Élisabeth Borne est en colère. L’ancienne Première ministre n’apprécie guère la stratégie déployée par Michel Barnier dans l’examen du budget. La députée du Calvados avait vite dégainé en 2022 et 2023 l’article 49.3 de la Constitution, faute de majorité à l’Assemblée. Son successeur est du genre patient. Lui prend son temps, laisse vivre le débat. Il est pourtant condamné au même destin. Encore un instant monsieur le bourreau !
Existe-t-il un bon usage du 49.3 ? Dans son ouvrage "Vingt mois à Matignon" (Flammarion), Elisabeth Borne réhabilite "l’un des outils les plus forts du contrôle du pouvoir législatif sur le pouvoir exécutif", susceptible d’entraîner la chute d’un gouvernement. Qu’importe cette réalité constitutionnelle, seule compte la perception. L’outil est impopulaire. Il génère un procès en autoritarisme et illégitimité politique. Tout juste un Premier ministre peut-il espérer limiter la casse en le déclenchant au bon moment. L’art du 49.3 est celui du "timing".
Le 5 septembre, Michel Barnier annonce des "ruptures" lors de la passation de pouvoir avec Gabriel Attal. Elles sont de méthode, tant le Savoyard et ses alliés partagent les mêmes orientations idéologiques. Ainsi, il promet du "respect entre le gouvernement et le Parlement", loin de la verticalité macronienne. L’examen du budget traduit cet engagement. "Déclencher tôt le 49.3 mettrait en danger la cohérence de Michel Barnier", note une ministre. Là, il nourrit son credo de l’écoute." Qui imagine le patient négociateur du Brexit claquer la porte après dix minutes de négociation ?

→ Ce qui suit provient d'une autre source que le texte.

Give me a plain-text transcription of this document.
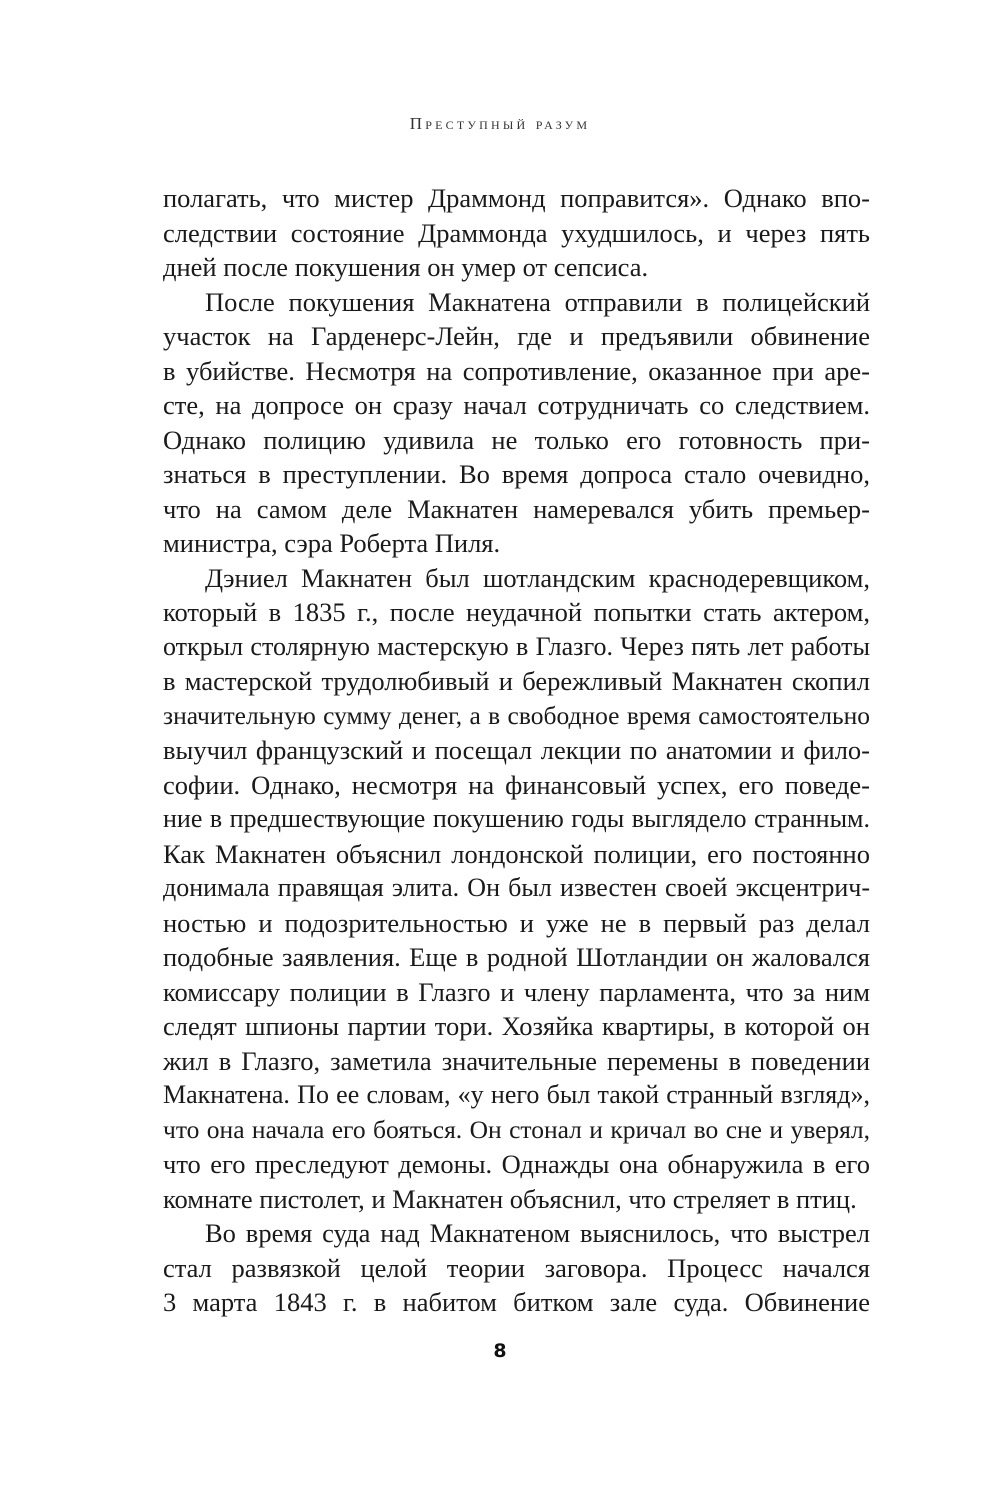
Преступный разум
полагать, что мистер Драммонд поправится». Однако впо-
следствии состояние Драммонда ухудшилось, и через пять
дней после покушения он умер от сепсиса.
После покушения Макнатена отправили в полицейский
участок на Гарденерс-Лейн, где и предъявили обвинение
в убийстве. Несмотря на сопротивление, оказанное при аре-
сте, на допросе он сразу начал сотрудничать со следствием.
Однако полицию удивила не только его готовность при-
знаться в преступлении. Во время допроса стало очевидно,
что на самом деле Макнатен намеревался убить премьер-
министра, сэра Роберта Пиля.
Дэниел Макнатен был шотландским краснодеревщиком,
который в 1835 г., после неудачной попытки стать актером,
открыл столярную мастерскую в Глазго. Через пять лет работы
в мастерской трудолюбивый и бережливый Макнатен скопил
значительную сумму денег, а в свободное время самостоятельно
выучил французский и посещал лекции по анатомии и фило-
софии. Однако, несмотря на финансовый успех, его поведе-
ние в предшествующие покушению годы выглядело странным.
Как Макнатен объяснил лондонской полиции, его постоянно
донимала правящая элита. Он был известен своей эксцентрич-
ностью и подозрительностью и уже не в первый раз делал
подобные заявления. Еще в родной Шотландии он жаловался
комиссару полиции в Глазго и члену парламента, что за ним
следят шпионы партии тори. Хозяйка квартиры, в которой он
жил в Глазго, заметила значительные перемены в поведении
Макнатена. По ее словам, «у него был такой странный взгляд»,
что она начала его бояться. Он стонал и кричал во сне и уверял,
что его преследуют демоны. Однажды она обнаружила в его
комнате пистолет, и Макнатен объяснил, что стреляет в птиц.
Во время суда над Макнатеном выяснилось, что выстрел
стал развязкой целой теории заговора. Процесс начался
3 марта 1843 г. в набитом битком зале суда. Обвинение
8
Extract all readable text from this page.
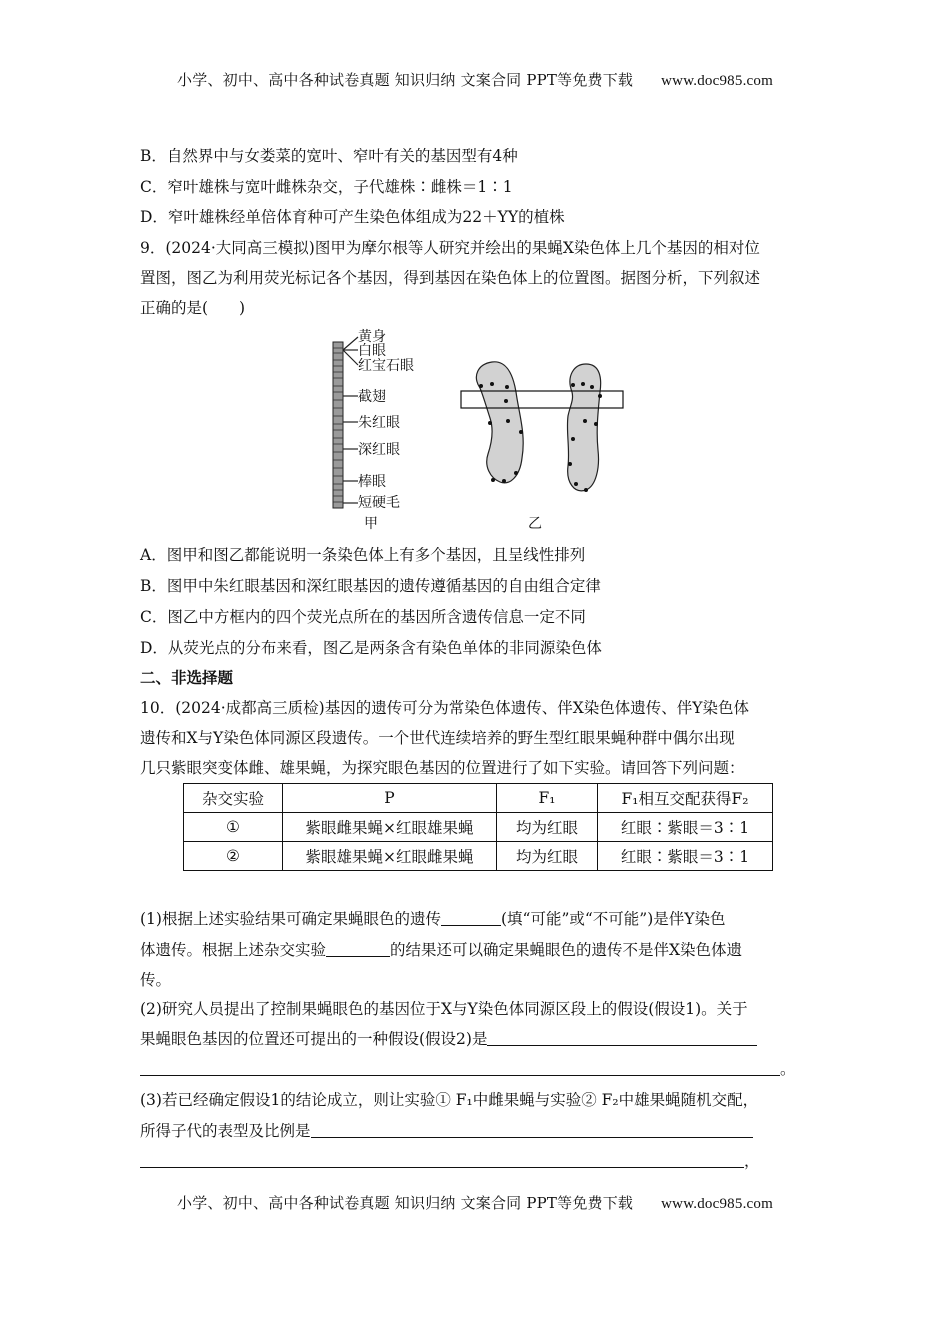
小学、初中、高中各种试卷真题 知识归纳 文案合同 PPT等免费下载 www.doc985.com
B．自然界中与女娄菜的宽叶、窄叶有关的基因型有4种
C．窄叶雄株与宽叶雌株杂交，子代雄株∶雌株＝1∶1
D．窄叶雄株经单倍体育种可产生染色体组成为22＋YY的植株
9．(2024·大同高三模拟)图甲为摩尔根等人研究并绘出的果蝇X染色体上几个基因的相对位
置图，图乙为利用荧光标记各个基因，得到基因在染色体上的位置图。据图分析，下列叙述
正确的是(　　)
黄身
白眼
红宝石眼
截翅
朱红眼
深红眼
棒眼
短硬毛
甲	乙
A．图甲和图乙都能说明一条染色体上有多个基因，且呈线性排列
B．图甲中朱红眼基因和深红眼基因的遗传遵循基因的自由组合定律
C．图乙中方框内的四个荧光点所在的基因所含遗传信息一定不同
D．从荧光点的分布来看，图乙是两条含有染色单体的非同源染色体
二、非选择题
10．(2024·成都高三质检)基因的遗传可分为常染色体遗传、伴X染色体遗传、伴Y染色体
遗传和X与Y染色体同源区段遗传。一个世代连续培养的野生型红眼果蝇种群中偶尔出现
几只紫眼突变体雌、雄果蝇，为探究眼色基因的位置进行了如下实验。请回答下列问题：
杂交实验	P	F₁	F₁相互交配获得F₂
①	紫眼雌果蝇×红眼雄果蝇	均为红眼	红眼∶紫眼＝3∶1
②	紫眼雄果蝇×红眼雌果蝇	均为红眼	红眼∶紫眼＝3∶1
(1)根据上述实验结果可确定果蝇眼色的遗传	(填“可能”或“不可能”)是伴Y染色
体遗传。根据上述杂交实验	的结果还可以确定果蝇眼色的遗传不是伴X染色体遗
传。
(2)研究人员提出了控制果蝇眼色的基因位于X与Y染色体同源区段上的假设(假设1)。关于
果蝇眼色基因的位置还可提出的一种假设(假设2)是
。
(3)若已经确定假设1的结论成立，则让实验① F₁中雌果蝇与实验② F₂中雄果蝇随机交配，
所得子代的表型及比例是
，
小学、初中、高中各种试卷真题 知识归纳 文案合同 PPT等免费下载 www.doc985.com
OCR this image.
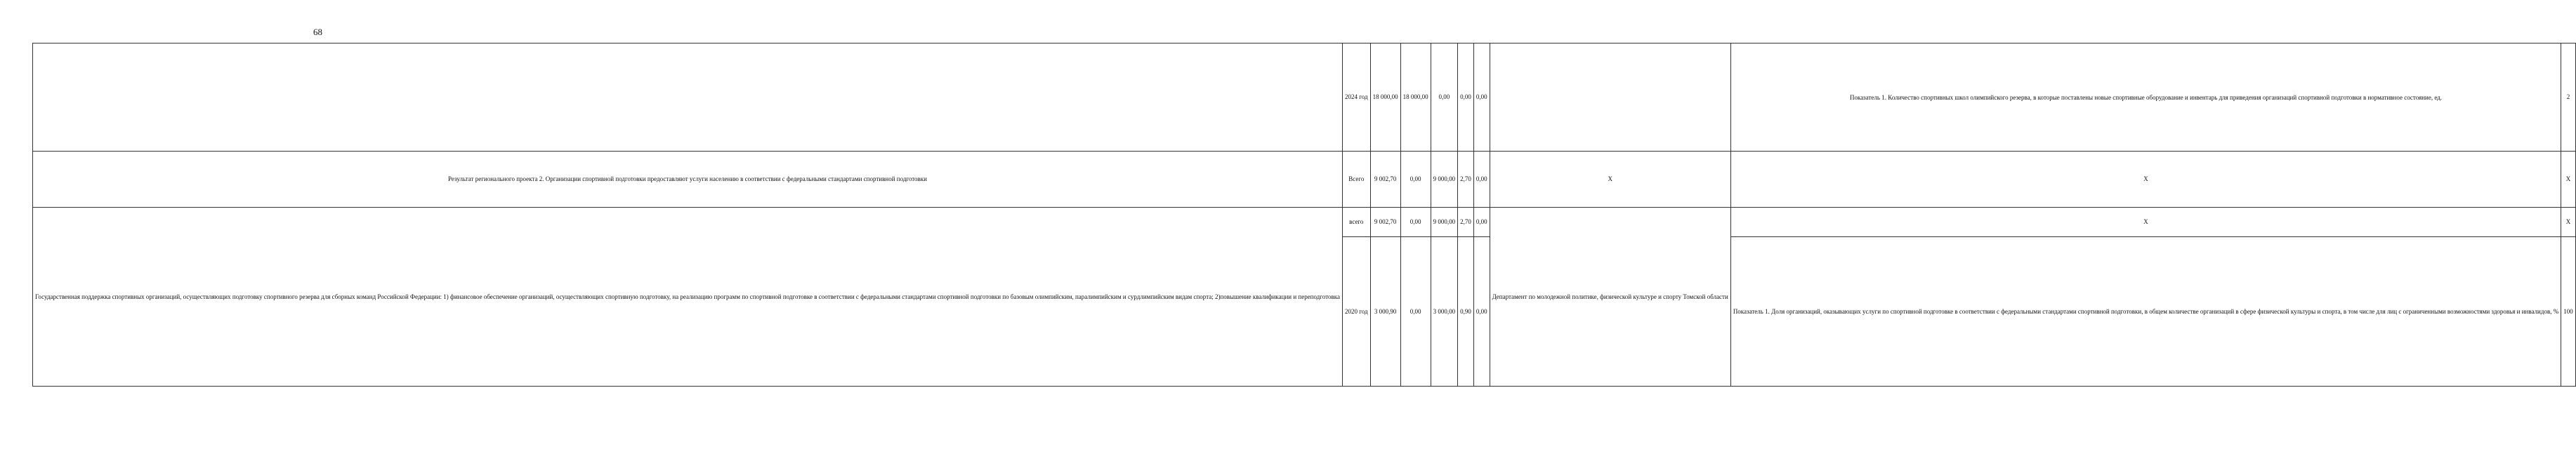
68
	2024 год	18 000,00	18 000,00	0,00	0,00	0,00		Показатель 1. Количество спортивных школ олимпийского резерва, в которые поставлены новые спортивные оборудование и инвентарь для приведения организаций спортивной подготовки в нормативное состояние, ед.	2
Результат регионального проекта 2. Организации спортивной подготовки предоставляют услуги населению в соответствии с федеральными стандартами спортивной подготовки	Всего	9 002,70	0,00	9 000,00	2,70	0,00	X	X	X
Государственная поддержка спортивных организаций, осуществляющих подготовку спортивного резерва для сборных команд Российской Федерации: 1) финансовое обеспечение организаций, осуществляющих спортивную подготовку, на реализацию программ по спортивной подготовке в соответствии с федеральными стандартами спортивной подготовки по базовым олимпийским, паралимпийским и сурдлимпийским видам спорта; 2)повышение квалификации и переподготовка	всего	9 002,70	0,00	9 000,00	2,70	0,00	Департамент по молодежной политике, физической культуре и спорту Томской области	X	X
	2020 год	3 000,90	0,00	3 000,00	0,90	0,00		Показатель 1. Доля организаций, оказывающих услуги по спортивной подготовке в соответствии с федеральными стандартами спортивной подготовки, в общем количестве организаций в сфере физической культуры и спорта, в том числе для лиц с ограниченными возможностями здоровья и инвалидов, %	100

En bon judoka, Michel Barnier utilise la force de l’adversaire. La gauche et le Rassemblement national (RN) défont son budget à coups d’alliances de circonstances. Lui les laisse faire, ses ministres poussent des cris d’orfraie sur les hausses d’impôts massives adoubées par les deux blocs. Ces votes ne dessinent pas un projet commun. Le Premier ministre mise sur un rejet du budget par l’Assemblée pour envoyer sa copie au Sénat - à majorité de droite - et retarder ainsi au maximum l’usage du 49.3. L’article ne serait alors pas une réponse à l’absence de majorité. Plutôt un remède à l’incapacité de l’Assemblée à bâtir un compromis.
Cette stratégie laisse un goût amer aux députés du socle commun. Ces élus ont le sentiment de siéger pour rien et d’être instrumentalisés. "Le gouvernement veut construire sa popularité sur le dos de l’Assemblée", raille un député EPR. Plusieurs d’entre eux mettent en garde contre un affaiblissement de la démocratie représentative, victime collatérale d’une stratégie politique. Cette tactique est enfin pétrie d’ambiguïtés. Michel Barnier compte imposer son propre budget, mais laisse les députés débattre au nom de la vitalité démocratique. "Il devra alors expliquer pourquoi il s’éloigne de la copie du Parlement, avec des objets populaires votés", note un ancien ministre.
Un 49.3 précoce ? Vous avez peur des députés ! Un 49.3 tardif ? Vous ne les avez pas écoutés ! L’accusation de mépris est simplement différée. A chacun ses contraintes. Michel Barnier doit soigner son image de diplomate. Élisabeth Borne ne pouvait mettre en scène la construction d’un budget "Frankenstein" par les oppositions. Ni s’appuyer sur un Sénat ami. D’interminables débats n’auraient fait qu’illustrer une absence de majorité absolue connue de tous. Le 49.3 est un sport qui se joue les mains liées.